Sunday 14 January 2018

Tintin and Alph-Art


In March 1983, Georges Prosper Remi, better known as Hergé, died, leaving the final volume of The Adventures of Tintin, Tintin and Alph-Art, unpublished.

Although there have been many unlicensed attempts to finish the incomplete work over the decades (after Hergé's widow withdrew permission for his colleague Bob de Moor to finish it), there have also been several releases of what was done - which was outlines and sketches only.

There have been two UK releases of the unfinished adventure: the 1990 Casterman edition, and the 2004 Egmont edition. The Casterman edition either splits the book in two, with one half having the sketches and the other half a transcription of the text (as was done for the original Belgian edition), or has a separate supplementary booklet with the English translation which was expensive to produce and caused it to be discontinued. I can see evidence for both existing and I'm not entirely sure which is right; maybe the booklet version was discontinued and replaced with the one with the transcription included?

The Egmont version, however, goes for a rather different approach, in doing so bringing it up to the same page count and format as the other albums. And I'm not sure it's one which satisifies anyone.

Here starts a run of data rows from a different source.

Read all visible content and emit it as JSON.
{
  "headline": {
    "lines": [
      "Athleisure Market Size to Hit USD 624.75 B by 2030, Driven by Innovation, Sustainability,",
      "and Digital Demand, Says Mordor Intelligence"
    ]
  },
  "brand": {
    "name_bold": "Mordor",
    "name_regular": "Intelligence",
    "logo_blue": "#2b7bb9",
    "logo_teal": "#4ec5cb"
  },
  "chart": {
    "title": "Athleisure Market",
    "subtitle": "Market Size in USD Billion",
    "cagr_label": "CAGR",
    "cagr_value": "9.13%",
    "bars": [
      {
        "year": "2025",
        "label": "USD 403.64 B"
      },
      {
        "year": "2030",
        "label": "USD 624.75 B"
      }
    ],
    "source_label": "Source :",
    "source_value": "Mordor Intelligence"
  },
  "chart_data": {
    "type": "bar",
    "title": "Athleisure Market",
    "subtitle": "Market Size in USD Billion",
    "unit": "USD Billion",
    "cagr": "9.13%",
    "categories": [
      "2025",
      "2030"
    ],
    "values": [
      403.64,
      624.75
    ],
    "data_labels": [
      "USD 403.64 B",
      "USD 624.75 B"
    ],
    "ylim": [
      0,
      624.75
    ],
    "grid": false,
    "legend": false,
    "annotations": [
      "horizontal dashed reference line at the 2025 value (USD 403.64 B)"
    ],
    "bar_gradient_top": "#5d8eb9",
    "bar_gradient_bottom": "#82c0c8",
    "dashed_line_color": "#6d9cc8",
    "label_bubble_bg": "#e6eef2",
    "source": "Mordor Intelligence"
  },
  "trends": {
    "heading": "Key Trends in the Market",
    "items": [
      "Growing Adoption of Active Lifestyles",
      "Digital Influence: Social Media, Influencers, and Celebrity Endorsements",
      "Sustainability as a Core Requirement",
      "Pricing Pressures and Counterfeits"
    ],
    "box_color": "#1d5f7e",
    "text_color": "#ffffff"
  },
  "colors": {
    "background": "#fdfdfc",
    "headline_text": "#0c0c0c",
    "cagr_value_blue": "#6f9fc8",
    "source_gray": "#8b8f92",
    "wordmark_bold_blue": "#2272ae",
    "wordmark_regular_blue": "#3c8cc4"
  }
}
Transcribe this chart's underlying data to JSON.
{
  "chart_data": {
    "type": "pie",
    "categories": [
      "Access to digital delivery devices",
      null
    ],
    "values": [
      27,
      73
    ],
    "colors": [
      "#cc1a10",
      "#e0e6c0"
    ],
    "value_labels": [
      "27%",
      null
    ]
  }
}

Take a look:


Surely it'd have been nice to have a full-page version of the sketched page? To be fair, the very first pages, which are more detailed, are in full-page format... but even so, the original version sounds much nicer than this one. A lot of Egmont's edition is tiny pictures of the sketched pages accompanied by a text translation and inexplicable giant versions of certain sketches.

So what is the happy medium here? I really want the full versions of the sketched pages, so I'd go for whichever version Casterman published. If you want a 'readalong' English translation, the obvious solution would seem to be a version with the original sketch on one page and a transcript on the other... but that would probably be prohibitively expensive. It's a tricky one, and it's likely that no viable solution would please everyone. But there's got to be something better than what Egmont did?